ESPERIMENTI DA 1,5 MILIARDI. Non è facile neppure dare cifre precise per i costi del progetto, perché «una parte delle risorse umane e finanziarie per gli esperimenti rientra nei bilanci degli istituti di ricerca che compongono le collaborazioni sperimentali».
Uras stima che «approssimativamente si può dire che la costruzione del Lhc sia costata circa 5 miliardi di euro distribuiti in 25-30 anni, e la costruzione degli esperimenti circa 1,5 miliardi. I costi di funzionamento, se si includono tutte le risorse tecnologiche e umane coinvolte nel progetto, toccano il miliardo di euro per anno».

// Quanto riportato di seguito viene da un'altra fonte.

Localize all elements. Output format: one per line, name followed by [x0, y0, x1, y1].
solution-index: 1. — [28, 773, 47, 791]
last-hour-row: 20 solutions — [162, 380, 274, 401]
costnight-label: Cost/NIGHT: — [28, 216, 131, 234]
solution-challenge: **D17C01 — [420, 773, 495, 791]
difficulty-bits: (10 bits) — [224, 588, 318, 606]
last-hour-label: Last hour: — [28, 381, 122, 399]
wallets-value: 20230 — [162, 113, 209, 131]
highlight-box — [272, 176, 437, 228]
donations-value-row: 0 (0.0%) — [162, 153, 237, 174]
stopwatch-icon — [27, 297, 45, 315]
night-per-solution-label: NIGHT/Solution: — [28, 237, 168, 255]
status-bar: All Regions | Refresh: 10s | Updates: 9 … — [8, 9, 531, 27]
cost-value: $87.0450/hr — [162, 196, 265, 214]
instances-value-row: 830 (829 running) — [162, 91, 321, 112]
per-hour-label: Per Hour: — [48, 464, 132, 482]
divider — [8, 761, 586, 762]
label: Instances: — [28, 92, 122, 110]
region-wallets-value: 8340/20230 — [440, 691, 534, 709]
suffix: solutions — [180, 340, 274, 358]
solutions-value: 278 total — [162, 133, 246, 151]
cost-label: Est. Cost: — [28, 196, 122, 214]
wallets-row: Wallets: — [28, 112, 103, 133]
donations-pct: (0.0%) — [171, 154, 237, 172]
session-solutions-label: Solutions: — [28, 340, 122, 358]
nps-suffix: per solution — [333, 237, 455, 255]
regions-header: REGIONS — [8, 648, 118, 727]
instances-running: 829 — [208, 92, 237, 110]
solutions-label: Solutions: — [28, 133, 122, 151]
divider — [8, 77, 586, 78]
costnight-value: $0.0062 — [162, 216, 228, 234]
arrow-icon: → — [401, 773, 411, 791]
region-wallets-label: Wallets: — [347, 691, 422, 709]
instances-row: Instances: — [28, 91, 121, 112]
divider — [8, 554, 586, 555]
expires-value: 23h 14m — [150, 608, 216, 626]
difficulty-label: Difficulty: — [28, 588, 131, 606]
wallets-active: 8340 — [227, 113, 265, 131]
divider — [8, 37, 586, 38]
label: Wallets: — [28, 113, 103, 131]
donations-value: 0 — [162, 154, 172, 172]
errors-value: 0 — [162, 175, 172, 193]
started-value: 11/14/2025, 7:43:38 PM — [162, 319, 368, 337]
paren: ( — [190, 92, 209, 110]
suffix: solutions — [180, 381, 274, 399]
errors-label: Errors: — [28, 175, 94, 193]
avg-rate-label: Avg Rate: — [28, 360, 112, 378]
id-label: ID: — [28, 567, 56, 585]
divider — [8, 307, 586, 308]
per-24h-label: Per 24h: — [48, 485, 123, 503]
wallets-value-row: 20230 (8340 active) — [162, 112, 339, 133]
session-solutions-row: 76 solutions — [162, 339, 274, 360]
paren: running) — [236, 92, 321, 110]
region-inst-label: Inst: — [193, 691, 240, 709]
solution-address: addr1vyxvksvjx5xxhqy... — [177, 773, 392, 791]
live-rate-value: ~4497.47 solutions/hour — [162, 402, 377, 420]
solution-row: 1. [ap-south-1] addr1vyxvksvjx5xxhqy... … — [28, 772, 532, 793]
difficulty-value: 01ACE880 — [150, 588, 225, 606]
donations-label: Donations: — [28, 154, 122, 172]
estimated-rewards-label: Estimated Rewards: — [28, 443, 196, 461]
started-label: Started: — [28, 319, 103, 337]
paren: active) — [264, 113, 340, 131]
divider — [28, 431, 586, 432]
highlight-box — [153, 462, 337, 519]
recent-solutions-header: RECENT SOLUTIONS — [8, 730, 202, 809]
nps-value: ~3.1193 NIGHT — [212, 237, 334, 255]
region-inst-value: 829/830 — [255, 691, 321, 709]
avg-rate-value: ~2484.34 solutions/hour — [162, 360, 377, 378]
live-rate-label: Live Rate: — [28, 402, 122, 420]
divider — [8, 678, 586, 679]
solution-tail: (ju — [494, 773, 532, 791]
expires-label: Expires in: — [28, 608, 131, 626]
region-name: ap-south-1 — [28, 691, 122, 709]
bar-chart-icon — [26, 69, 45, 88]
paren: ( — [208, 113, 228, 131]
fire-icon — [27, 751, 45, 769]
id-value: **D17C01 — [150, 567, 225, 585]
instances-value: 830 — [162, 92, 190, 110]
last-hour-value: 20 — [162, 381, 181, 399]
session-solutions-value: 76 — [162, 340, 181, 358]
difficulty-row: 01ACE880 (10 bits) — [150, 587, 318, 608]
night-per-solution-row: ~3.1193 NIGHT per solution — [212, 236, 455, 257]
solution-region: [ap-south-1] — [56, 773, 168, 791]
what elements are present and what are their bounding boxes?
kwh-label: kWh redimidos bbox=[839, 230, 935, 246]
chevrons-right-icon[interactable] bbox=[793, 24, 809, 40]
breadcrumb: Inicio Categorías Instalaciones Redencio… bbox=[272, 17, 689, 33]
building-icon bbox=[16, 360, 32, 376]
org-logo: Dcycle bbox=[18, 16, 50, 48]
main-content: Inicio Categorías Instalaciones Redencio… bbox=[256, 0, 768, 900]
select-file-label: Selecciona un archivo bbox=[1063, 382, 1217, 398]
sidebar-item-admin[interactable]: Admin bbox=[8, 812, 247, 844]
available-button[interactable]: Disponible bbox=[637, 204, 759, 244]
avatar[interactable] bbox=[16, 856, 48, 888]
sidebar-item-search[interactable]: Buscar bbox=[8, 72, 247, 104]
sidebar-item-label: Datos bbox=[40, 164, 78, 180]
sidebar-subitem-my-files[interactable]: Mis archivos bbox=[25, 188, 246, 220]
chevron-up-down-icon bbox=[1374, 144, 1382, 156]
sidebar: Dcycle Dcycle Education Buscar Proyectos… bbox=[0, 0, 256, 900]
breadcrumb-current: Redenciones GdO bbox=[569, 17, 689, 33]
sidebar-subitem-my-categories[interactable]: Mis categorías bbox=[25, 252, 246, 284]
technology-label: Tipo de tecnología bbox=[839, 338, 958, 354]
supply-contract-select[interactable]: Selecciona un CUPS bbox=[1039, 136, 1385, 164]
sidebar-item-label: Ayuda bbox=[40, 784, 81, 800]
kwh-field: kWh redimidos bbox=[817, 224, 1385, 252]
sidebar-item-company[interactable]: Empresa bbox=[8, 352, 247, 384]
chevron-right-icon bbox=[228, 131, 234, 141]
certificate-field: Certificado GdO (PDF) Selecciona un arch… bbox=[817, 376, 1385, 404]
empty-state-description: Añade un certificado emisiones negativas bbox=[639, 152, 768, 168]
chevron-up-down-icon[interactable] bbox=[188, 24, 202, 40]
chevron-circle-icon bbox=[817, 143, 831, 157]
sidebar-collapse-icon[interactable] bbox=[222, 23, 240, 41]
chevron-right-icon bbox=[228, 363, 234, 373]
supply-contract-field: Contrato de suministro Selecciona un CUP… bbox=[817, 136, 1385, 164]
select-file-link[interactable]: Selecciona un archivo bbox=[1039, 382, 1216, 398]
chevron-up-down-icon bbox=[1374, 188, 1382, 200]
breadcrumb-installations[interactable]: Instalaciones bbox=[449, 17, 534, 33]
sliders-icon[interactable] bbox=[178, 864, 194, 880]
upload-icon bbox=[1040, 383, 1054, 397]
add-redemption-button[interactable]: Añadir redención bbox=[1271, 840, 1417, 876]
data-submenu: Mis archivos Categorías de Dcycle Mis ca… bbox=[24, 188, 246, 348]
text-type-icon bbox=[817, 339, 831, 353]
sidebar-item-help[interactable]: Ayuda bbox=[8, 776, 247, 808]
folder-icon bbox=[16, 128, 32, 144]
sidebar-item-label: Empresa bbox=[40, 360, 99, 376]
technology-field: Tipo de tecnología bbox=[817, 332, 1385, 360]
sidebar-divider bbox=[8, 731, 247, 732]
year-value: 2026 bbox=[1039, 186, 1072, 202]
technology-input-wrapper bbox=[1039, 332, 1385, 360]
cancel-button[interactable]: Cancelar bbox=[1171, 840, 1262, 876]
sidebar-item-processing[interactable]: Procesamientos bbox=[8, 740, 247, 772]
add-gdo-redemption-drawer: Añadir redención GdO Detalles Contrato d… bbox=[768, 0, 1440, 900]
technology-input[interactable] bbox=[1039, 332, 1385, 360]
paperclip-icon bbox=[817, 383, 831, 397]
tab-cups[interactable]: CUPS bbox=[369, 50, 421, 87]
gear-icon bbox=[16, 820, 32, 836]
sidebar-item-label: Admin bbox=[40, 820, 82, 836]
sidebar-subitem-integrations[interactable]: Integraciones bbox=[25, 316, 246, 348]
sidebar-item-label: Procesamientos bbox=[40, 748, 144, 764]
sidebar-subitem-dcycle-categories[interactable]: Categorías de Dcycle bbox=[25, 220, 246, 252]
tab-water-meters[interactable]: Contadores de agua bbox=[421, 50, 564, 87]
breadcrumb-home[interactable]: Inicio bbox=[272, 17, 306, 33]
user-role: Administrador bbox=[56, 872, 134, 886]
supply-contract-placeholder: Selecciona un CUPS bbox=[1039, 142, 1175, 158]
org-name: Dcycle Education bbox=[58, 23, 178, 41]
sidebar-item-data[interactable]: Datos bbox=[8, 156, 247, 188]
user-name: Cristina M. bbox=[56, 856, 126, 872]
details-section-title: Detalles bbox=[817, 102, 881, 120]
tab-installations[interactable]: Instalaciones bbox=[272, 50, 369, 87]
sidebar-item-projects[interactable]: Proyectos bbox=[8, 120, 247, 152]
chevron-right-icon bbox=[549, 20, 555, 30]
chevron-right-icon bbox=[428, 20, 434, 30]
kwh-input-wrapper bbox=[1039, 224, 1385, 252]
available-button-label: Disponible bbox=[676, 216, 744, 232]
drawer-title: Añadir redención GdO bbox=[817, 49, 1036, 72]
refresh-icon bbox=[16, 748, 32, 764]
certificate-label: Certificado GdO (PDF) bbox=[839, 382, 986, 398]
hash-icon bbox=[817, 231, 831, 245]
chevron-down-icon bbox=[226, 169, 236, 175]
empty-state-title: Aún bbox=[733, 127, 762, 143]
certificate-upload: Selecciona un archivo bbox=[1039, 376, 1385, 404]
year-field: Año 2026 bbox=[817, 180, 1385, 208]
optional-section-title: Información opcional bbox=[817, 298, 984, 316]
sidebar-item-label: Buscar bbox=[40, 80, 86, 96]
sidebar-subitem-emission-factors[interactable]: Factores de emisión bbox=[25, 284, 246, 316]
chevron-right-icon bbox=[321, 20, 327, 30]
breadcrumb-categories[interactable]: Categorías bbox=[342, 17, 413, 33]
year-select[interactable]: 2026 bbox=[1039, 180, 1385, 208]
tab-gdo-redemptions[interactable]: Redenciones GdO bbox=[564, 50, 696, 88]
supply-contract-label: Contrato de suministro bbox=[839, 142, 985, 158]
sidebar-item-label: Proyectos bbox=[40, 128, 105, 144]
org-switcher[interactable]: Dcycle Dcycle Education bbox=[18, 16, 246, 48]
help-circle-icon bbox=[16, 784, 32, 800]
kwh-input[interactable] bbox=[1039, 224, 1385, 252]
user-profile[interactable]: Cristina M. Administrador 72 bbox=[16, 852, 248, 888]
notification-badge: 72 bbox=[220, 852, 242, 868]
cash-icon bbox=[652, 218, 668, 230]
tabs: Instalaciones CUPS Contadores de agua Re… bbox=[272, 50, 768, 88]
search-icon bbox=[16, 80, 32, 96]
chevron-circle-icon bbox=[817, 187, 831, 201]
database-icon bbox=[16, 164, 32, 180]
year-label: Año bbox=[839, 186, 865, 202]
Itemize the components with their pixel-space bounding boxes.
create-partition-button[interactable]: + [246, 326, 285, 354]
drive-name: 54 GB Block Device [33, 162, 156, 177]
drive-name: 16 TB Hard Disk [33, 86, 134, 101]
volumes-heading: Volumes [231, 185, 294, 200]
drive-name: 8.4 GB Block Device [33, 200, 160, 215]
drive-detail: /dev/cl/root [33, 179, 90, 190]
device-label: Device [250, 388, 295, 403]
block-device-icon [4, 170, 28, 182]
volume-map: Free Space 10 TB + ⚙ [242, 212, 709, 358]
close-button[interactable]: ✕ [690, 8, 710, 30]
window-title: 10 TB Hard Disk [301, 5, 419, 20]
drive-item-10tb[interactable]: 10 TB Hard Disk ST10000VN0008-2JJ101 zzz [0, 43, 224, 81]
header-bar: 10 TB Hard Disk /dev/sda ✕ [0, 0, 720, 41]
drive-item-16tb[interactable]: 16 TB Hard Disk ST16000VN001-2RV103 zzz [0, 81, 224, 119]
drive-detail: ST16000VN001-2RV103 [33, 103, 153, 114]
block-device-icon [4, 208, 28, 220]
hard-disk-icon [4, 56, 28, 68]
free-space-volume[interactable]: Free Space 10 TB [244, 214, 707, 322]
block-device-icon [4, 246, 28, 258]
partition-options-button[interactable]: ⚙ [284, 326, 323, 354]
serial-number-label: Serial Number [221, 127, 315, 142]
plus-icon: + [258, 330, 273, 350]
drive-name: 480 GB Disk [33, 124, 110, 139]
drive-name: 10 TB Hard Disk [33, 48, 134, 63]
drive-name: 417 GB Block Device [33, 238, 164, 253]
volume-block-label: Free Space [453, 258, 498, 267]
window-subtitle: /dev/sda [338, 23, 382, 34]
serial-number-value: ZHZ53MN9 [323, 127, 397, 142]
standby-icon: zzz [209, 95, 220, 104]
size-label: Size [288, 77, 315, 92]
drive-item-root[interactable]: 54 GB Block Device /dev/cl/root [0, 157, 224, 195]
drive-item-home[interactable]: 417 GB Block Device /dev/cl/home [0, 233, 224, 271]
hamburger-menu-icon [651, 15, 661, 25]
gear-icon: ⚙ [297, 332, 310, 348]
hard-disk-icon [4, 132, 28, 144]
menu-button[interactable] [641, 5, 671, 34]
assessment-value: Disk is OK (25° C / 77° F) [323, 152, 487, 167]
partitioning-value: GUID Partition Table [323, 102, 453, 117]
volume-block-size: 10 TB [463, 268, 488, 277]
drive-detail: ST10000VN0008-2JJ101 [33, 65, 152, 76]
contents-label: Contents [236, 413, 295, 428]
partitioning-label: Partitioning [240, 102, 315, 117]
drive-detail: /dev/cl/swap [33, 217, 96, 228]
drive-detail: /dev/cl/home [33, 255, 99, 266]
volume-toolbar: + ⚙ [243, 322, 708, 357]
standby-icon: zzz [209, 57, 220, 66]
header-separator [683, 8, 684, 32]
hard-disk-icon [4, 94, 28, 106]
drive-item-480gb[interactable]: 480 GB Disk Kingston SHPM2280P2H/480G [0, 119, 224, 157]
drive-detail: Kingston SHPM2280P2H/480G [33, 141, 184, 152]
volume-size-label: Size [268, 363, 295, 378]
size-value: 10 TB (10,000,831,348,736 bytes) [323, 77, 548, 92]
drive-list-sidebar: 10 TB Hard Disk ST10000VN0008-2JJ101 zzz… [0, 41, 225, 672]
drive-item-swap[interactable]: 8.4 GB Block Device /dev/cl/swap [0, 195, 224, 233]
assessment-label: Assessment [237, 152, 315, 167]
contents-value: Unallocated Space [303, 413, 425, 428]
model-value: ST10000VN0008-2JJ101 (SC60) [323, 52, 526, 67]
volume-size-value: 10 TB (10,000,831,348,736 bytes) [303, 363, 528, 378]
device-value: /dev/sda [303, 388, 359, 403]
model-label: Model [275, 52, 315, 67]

L'italiana Fabiola Gianotti, direttore designato del Cern. © Ansa

6. Rischio buchi neri: una bufala senza fondamento

Gli esperimenti del Cern possono portare alla creazione di buchi neri che potrebbero causare la fine del mondo?
Falso, eppure questa bufala circola ancora.
NESSUNA 'MATERIA STRANA'. «Esiste tutta una serie di speculazioni teoriche che, a partire da ipotesi sperimentalmente non valide, prevedono che grazie a Lhc dovremmo assistere a fenomeni quali la creazione di mini buchi neri, o di piccoli volumi di un non meglio precisato 'vuoto' o di una fantomatica 'materia strana'», chiarisce Uras.
Per fortuna «nessuna di queste speculazioni trova riscontro in alcuna osservazione sperimentale fatta sinora e in nessuna teoria affidabile». Possiamo dormire sonni tranquilli: non incombe nessuna Apocalisse.

Gli esperimenti del Cern non rischiano di provocare alcun buco nero.